Review - Sherlock Holmes: A game of shadows

I went to watch Sherlock Holmes 2 with some degree of enthusiasm. The inevitable "sequel letdown" phenomenon notwithstanding (Godfather 2 and the Star Wars sequels are some rare exceptions to this phenomenon), I was expecting a good performance by RDJ, whose portrayal of Holmes in the first film I thoroughly enjoyed.

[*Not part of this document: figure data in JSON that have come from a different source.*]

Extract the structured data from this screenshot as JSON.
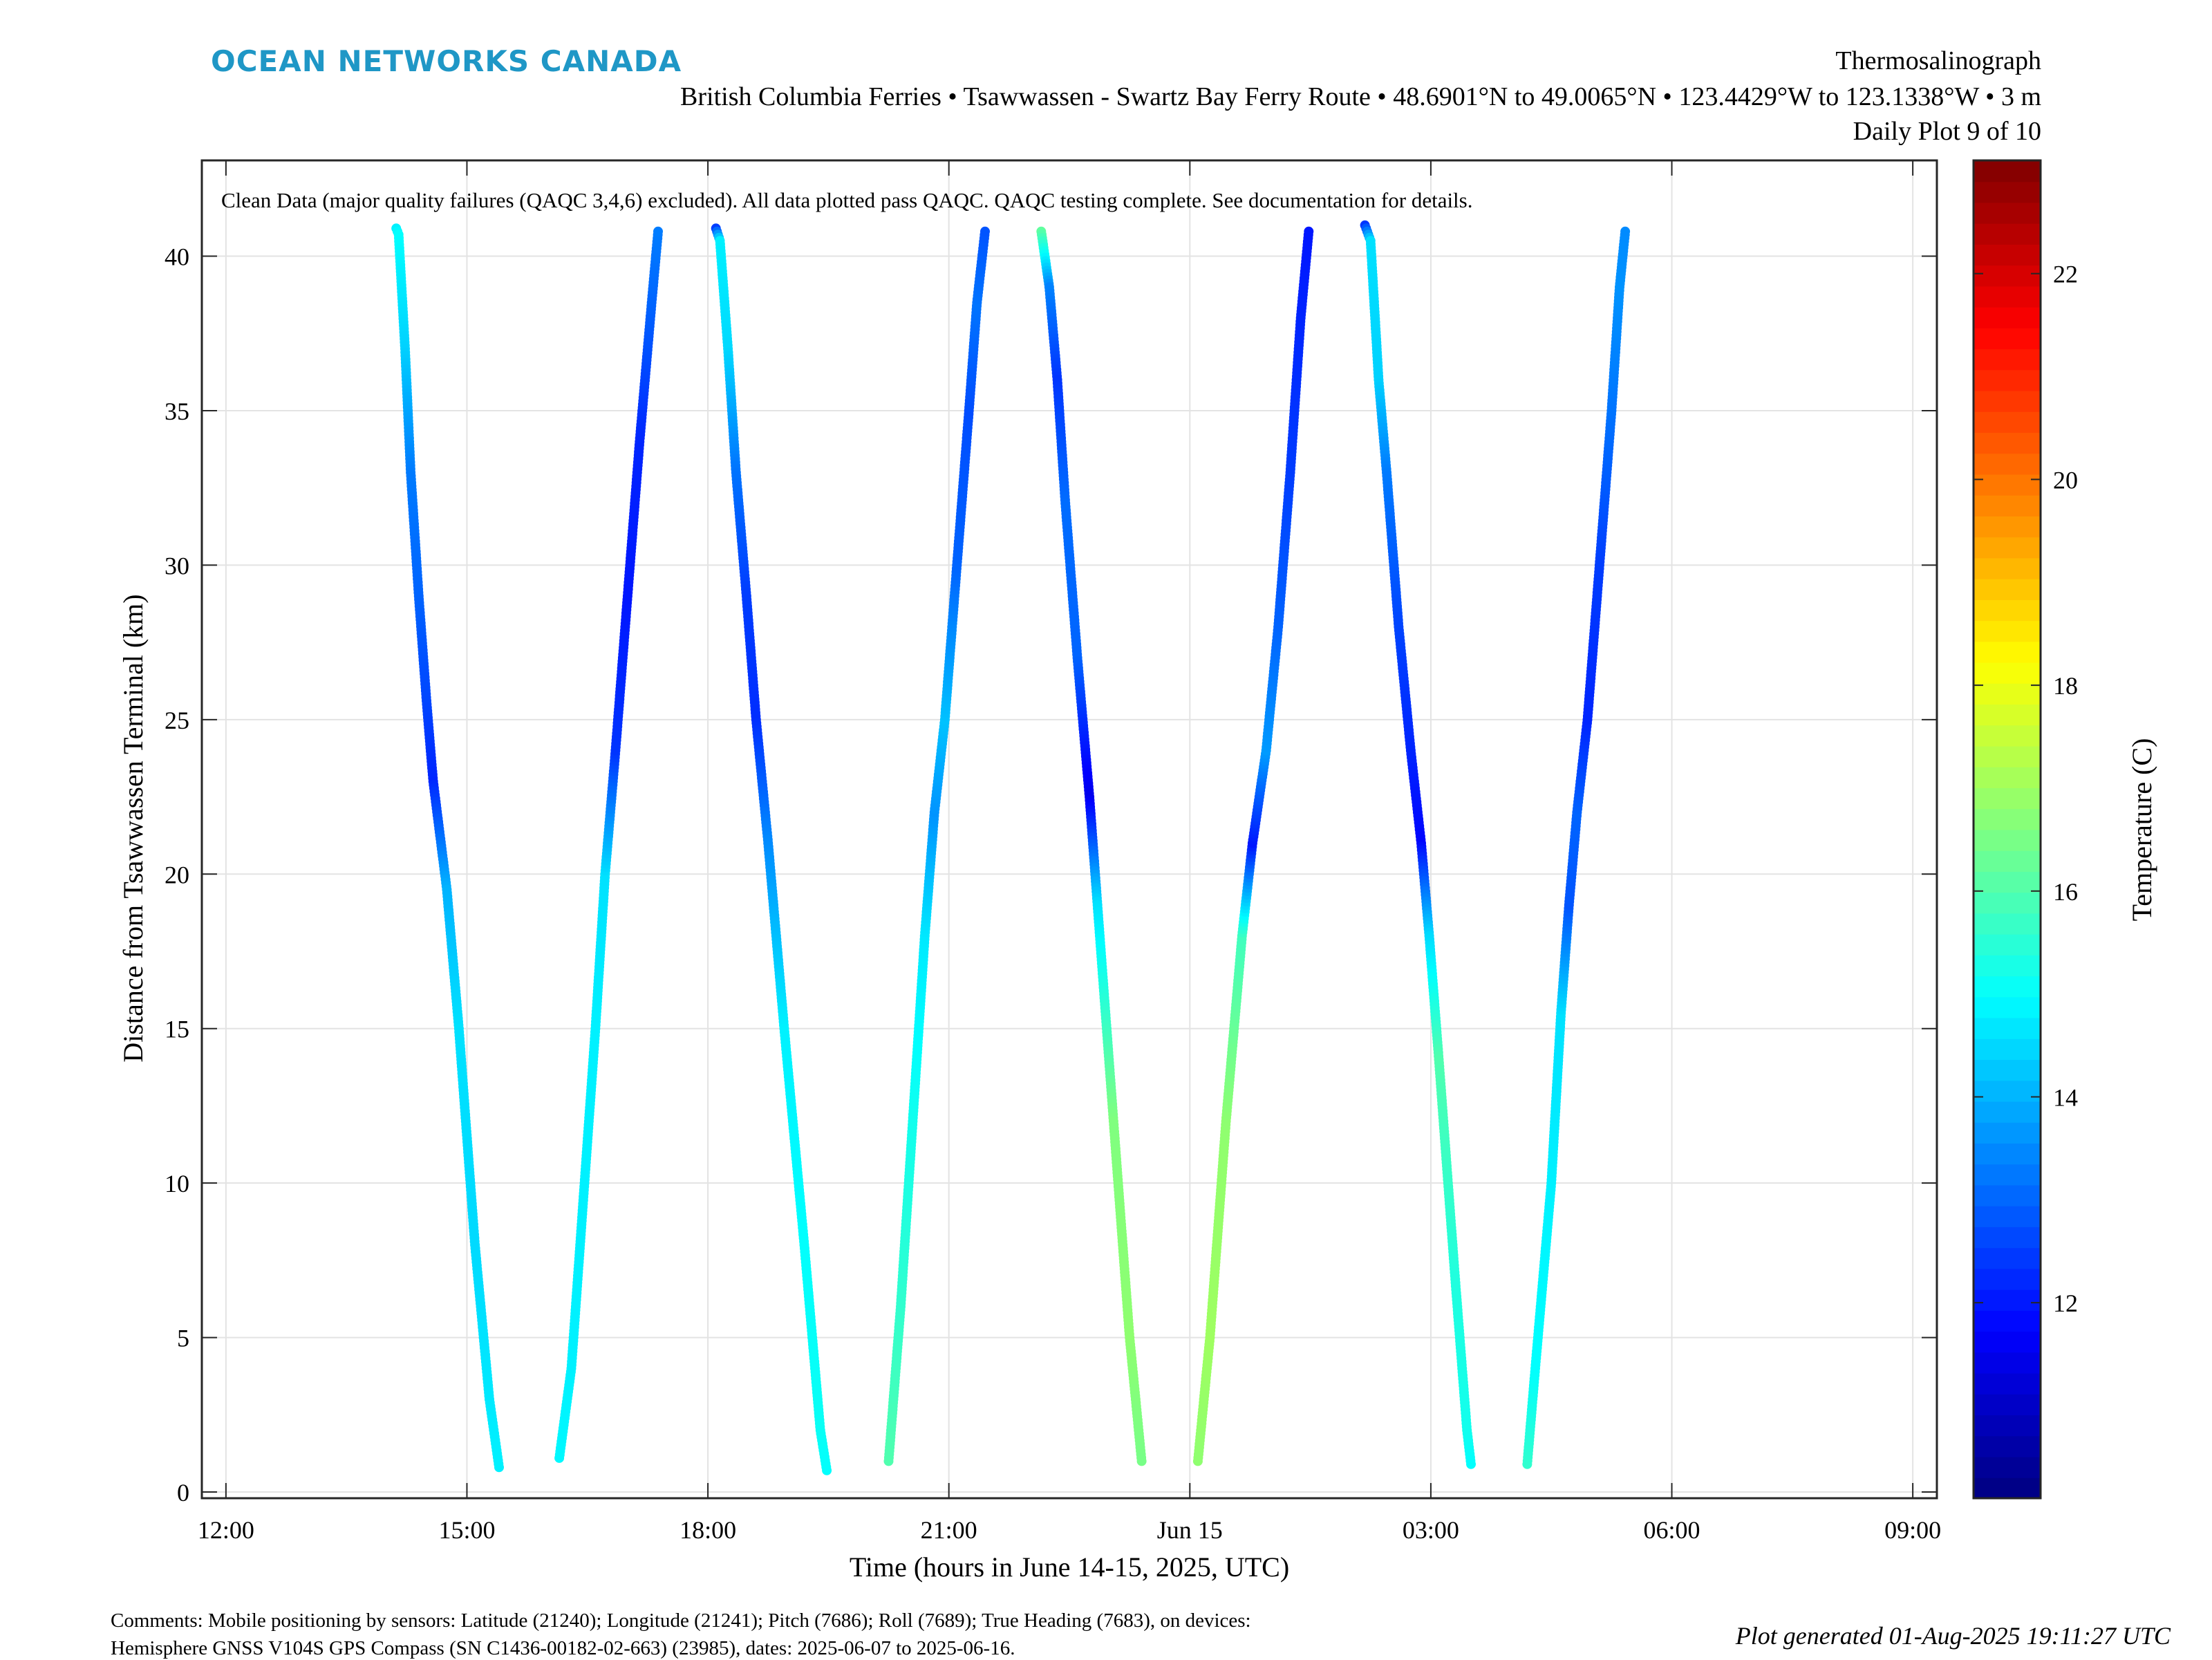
{
  "header": {
    "brand": "OCEAN NETWORKS CANADA",
    "title": "Thermosalinograph",
    "subtitle": "British Columbia Ferries • Tsawwassen - Swartz Bay Ferry Route • 48.6901°N to 49.0065°N • 123.4429°W to 123.1338°W • 3 m",
    "plot_number": "Daily Plot 9 of 10"
  },
  "footer": {
    "comments_line1": "Comments: Mobile positioning by sensors: Latitude (21240); Longitude (21241); Pitch (7686); Roll (7689); True Heading (7683), on devices:",
    "comments_line2": "Hemisphere GNSS V104S GPS Compass (SN C1436-00182-02-663) (23985), dates: 2025-06-07 to 2025-06-16.",
    "generated": "Plot generated 01-Aug-2025 19:11:27 UTC"
  },
  "chart_data": {
    "type": "scatter",
    "annotation": "Clean Data (major quality failures (QAQC 3,4,6) excluded). All data plotted pass QAQC. QAQC testing complete. See documentation for details.",
    "xlabel": "Time (hours in June 14-15, 2025, UTC)",
    "ylabel": "Distance from Tsawwassen Terminal (km)",
    "colorbar_label": "Temperature (C)",
    "x_unit": "hours since 2025-06-14 00:00 UTC",
    "xlim": [
      11.7,
      33.3
    ],
    "ylim": [
      -0.2,
      43.1
    ],
    "x_ticks": [
      {
        "value": 12,
        "label": "12:00"
      },
      {
        "value": 15,
        "label": "15:00"
      },
      {
        "value": 18,
        "label": "18:00"
      },
      {
        "value": 21,
        "label": "21:00"
      },
      {
        "value": 24,
        "label": "Jun 15"
      },
      {
        "value": 27,
        "label": "03:00"
      },
      {
        "value": 30,
        "label": "06:00"
      },
      {
        "value": 33,
        "label": "09:00"
      }
    ],
    "y_ticks": [
      0,
      5,
      10,
      15,
      20,
      25,
      30,
      35,
      40
    ],
    "colorbar": {
      "colormap": "jet",
      "clim": [
        10.1,
        23.1
      ],
      "ticks": [
        12,
        14,
        16,
        18,
        20,
        22
      ]
    },
    "grid": true,
    "series": [
      {
        "direction": "outbound",
        "points": [
          {
            "t": 14.12,
            "km": 40.9,
            "temp": 14.8
          },
          {
            "t": 14.15,
            "km": 40.7,
            "temp": 15.0
          },
          {
            "t": 14.23,
            "km": 37.0,
            "temp": 14.4
          },
          {
            "t": 14.3,
            "km": 33.0,
            "temp": 13.3
          },
          {
            "t": 14.4,
            "km": 29.0,
            "temp": 13.0
          },
          {
            "t": 14.5,
            "km": 25.5,
            "temp": 12.6
          },
          {
            "t": 14.58,
            "km": 23.0,
            "temp": 12.2
          },
          {
            "t": 14.75,
            "km": 19.5,
            "temp": 14.0
          },
          {
            "t": 14.9,
            "km": 15.0,
            "temp": 14.6
          },
          {
            "t": 15.1,
            "km": 8.0,
            "temp": 14.5
          },
          {
            "t": 15.28,
            "km": 3.0,
            "temp": 14.7
          },
          {
            "t": 15.4,
            "km": 0.8,
            "temp": 14.8
          }
        ]
      },
      {
        "direction": "return",
        "points": [
          {
            "t": 16.15,
            "km": 1.1,
            "temp": 14.9
          },
          {
            "t": 16.3,
            "km": 4.0,
            "temp": 14.8
          },
          {
            "t": 16.6,
            "km": 15.0,
            "temp": 14.8
          },
          {
            "t": 16.72,
            "km": 20.0,
            "temp": 14.6
          },
          {
            "t": 16.85,
            "km": 24.0,
            "temp": 12.4
          },
          {
            "t": 17.0,
            "km": 29.0,
            "temp": 12.0
          },
          {
            "t": 17.15,
            "km": 34.0,
            "temp": 12.2
          },
          {
            "t": 17.3,
            "km": 38.5,
            "temp": 13.0
          },
          {
            "t": 17.38,
            "km": 40.8,
            "temp": 13.3
          }
        ]
      },
      {
        "direction": "outbound",
        "points": [
          {
            "t": 18.1,
            "km": 40.9,
            "temp": 12.5
          },
          {
            "t": 18.15,
            "km": 40.5,
            "temp": 14.8
          },
          {
            "t": 18.25,
            "km": 37.0,
            "temp": 14.5
          },
          {
            "t": 18.35,
            "km": 33.0,
            "temp": 13.2
          },
          {
            "t": 18.48,
            "km": 29.0,
            "temp": 12.5
          },
          {
            "t": 18.6,
            "km": 25.0,
            "temp": 12.3
          },
          {
            "t": 18.75,
            "km": 21.0,
            "temp": 13.5
          },
          {
            "t": 18.95,
            "km": 15.0,
            "temp": 14.8
          },
          {
            "t": 19.2,
            "km": 8.0,
            "temp": 15.0
          },
          {
            "t": 19.4,
            "km": 2.0,
            "temp": 15.1
          },
          {
            "t": 19.48,
            "km": 0.7,
            "temp": 15.0
          }
        ]
      },
      {
        "direction": "return",
        "points": [
          {
            "t": 20.25,
            "km": 1.0,
            "temp": 16.0
          },
          {
            "t": 20.4,
            "km": 6.0,
            "temp": 15.6
          },
          {
            "t": 20.55,
            "km": 12.0,
            "temp": 15.2
          },
          {
            "t": 20.7,
            "km": 18.0,
            "temp": 14.7
          },
          {
            "t": 20.82,
            "km": 22.0,
            "temp": 13.6
          },
          {
            "t": 20.95,
            "km": 25.0,
            "temp": 14.2
          },
          {
            "t": 21.1,
            "km": 30.0,
            "temp": 13.0
          },
          {
            "t": 21.25,
            "km": 35.0,
            "temp": 12.7
          },
          {
            "t": 21.35,
            "km": 38.5,
            "temp": 13.2
          },
          {
            "t": 21.45,
            "km": 40.8,
            "temp": 12.8
          }
        ]
      },
      {
        "direction": "outbound",
        "points": [
          {
            "t": 22.15,
            "km": 40.8,
            "temp": 16.2
          },
          {
            "t": 22.25,
            "km": 39.0,
            "temp": 13.4
          },
          {
            "t": 22.35,
            "km": 36.0,
            "temp": 12.4
          },
          {
            "t": 22.45,
            "km": 32.0,
            "temp": 13.1
          },
          {
            "t": 22.6,
            "km": 27.0,
            "temp": 13.0
          },
          {
            "t": 22.75,
            "km": 22.5,
            "temp": 11.5
          },
          {
            "t": 22.85,
            "km": 19.0,
            "temp": 14.6
          },
          {
            "t": 23.05,
            "km": 12.0,
            "temp": 16.6
          },
          {
            "t": 23.25,
            "km": 5.0,
            "temp": 16.8
          },
          {
            "t": 23.4,
            "km": 1.0,
            "temp": 16.5
          }
        ]
      },
      {
        "direction": "return",
        "points": [
          {
            "t": 24.1,
            "km": 1.0,
            "temp": 16.8
          },
          {
            "t": 24.25,
            "km": 5.0,
            "temp": 17.0
          },
          {
            "t": 24.45,
            "km": 12.0,
            "temp": 16.8
          },
          {
            "t": 24.65,
            "km": 18.0,
            "temp": 15.8
          },
          {
            "t": 24.78,
            "km": 21.0,
            "temp": 12.0
          },
          {
            "t": 24.95,
            "km": 24.0,
            "temp": 13.7
          },
          {
            "t": 25.1,
            "km": 28.0,
            "temp": 13.0
          },
          {
            "t": 25.25,
            "km": 33.0,
            "temp": 12.5
          },
          {
            "t": 25.38,
            "km": 38.0,
            "temp": 12.2
          },
          {
            "t": 25.48,
            "km": 40.8,
            "temp": 12.0
          }
        ]
      },
      {
        "direction": "outbound",
        "points": [
          {
            "t": 26.18,
            "km": 41.0,
            "temp": 12.4
          },
          {
            "t": 26.25,
            "km": 40.5,
            "temp": 14.6
          },
          {
            "t": 26.35,
            "km": 36.0,
            "temp": 14.4
          },
          {
            "t": 26.45,
            "km": 33.0,
            "temp": 13.3
          },
          {
            "t": 26.6,
            "km": 28.0,
            "temp": 12.6
          },
          {
            "t": 26.75,
            "km": 24.0,
            "temp": 12.2
          },
          {
            "t": 26.88,
            "km": 21.0,
            "temp": 11.8
          },
          {
            "t": 26.98,
            "km": 18.0,
            "temp": 14.5
          },
          {
            "t": 27.1,
            "km": 14.0,
            "temp": 16.0
          },
          {
            "t": 27.3,
            "km": 7.0,
            "temp": 15.4
          },
          {
            "t": 27.45,
            "km": 2.0,
            "temp": 15.2
          },
          {
            "t": 27.5,
            "km": 0.9,
            "temp": 15.0
          }
        ]
      },
      {
        "direction": "return",
        "points": [
          {
            "t": 28.2,
            "km": 0.9,
            "temp": 15.6
          },
          {
            "t": 28.3,
            "km": 4.0,
            "temp": 15.0
          },
          {
            "t": 28.5,
            "km": 10.0,
            "temp": 14.8
          },
          {
            "t": 28.62,
            "km": 15.5,
            "temp": 14.6
          },
          {
            "t": 28.72,
            "km": 19.0,
            "temp": 12.8
          },
          {
            "t": 28.82,
            "km": 22.0,
            "temp": 13.0
          },
          {
            "t": 28.95,
            "km": 25.0,
            "temp": 12.2
          },
          {
            "t": 29.1,
            "km": 30.0,
            "temp": 12.5
          },
          {
            "t": 29.25,
            "km": 35.0,
            "temp": 13.2
          },
          {
            "t": 29.35,
            "km": 39.0,
            "temp": 13.6
          },
          {
            "t": 29.42,
            "km": 40.8,
            "temp": 13.5
          }
        ]
      }
    ]
  }
}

However, I was disappointed by the movie, not because it is bad (in fact, it is an entertaining flick on the whole) but because it bills itself as something it is not. It purports to be a Sherlock Holmes movie, but apart from character names and very loose plot points, it does not resemble or faithfully represent any element of the original stories. The Holmes I grew up to enjoy and worship is a Holmes who solves cases by thinking. He listens to his clients and shuts himself up in his room, emerging only to use Watson as a sounding board. He does not like to leave his apartment and detests most forms of human contact, and engages in both of these activities only when absolutely necessary. Although an accomplished fighter, he never fights and I vaguely recall only two (maybe three) stories where he chases someone. To be fair, the first movie did away with a lot of these character traits mostly because of pragmatic and commercial concerns (a movie showing RDJ brooding on a divan playing shitty violin wouldn't be as fun, nor would it rake in half a billion dollars), and I understand that. When you make a movie, your primary goal is to broaden the audience for the story you are basing the movie on and make money.


But the second movie did away with Holmesianisms out of pure recklessness. They knew they could get away with it. Instead of a well-designed story, we get a corny plot (world domination! Europe on the brink of mechanized war!) that lurches from one European locale to another with little logic or explanation. There are a lot of fight scenes, an obligatory train scene, and and extended escape from the dungeon of doom munitions factory scene. And slow motion. Lots and lots of slow motion. Director Guy Ritchie must have a fetish for slow-mo - how else would you explain that there is a slow-mo scene roughly every 12 minutes?

The movie does have some redeeming qualities. Lane Pryce  Jared Harris does a splendid job as Professor Moriarty, and Stephen Fry makes the most of his portrayal of Mycroft, Sherlock's elder brother ("I am the other Holmes", he chortles at one point).

Bottom line: if you go in expecting a movie that tries its best to balance SH plot points with mass audience pleasing action montages, you will be angry. If you want a generic, snazzy action flick with character names that resemble those created by Arthur Conan Doyle, you'll be fine.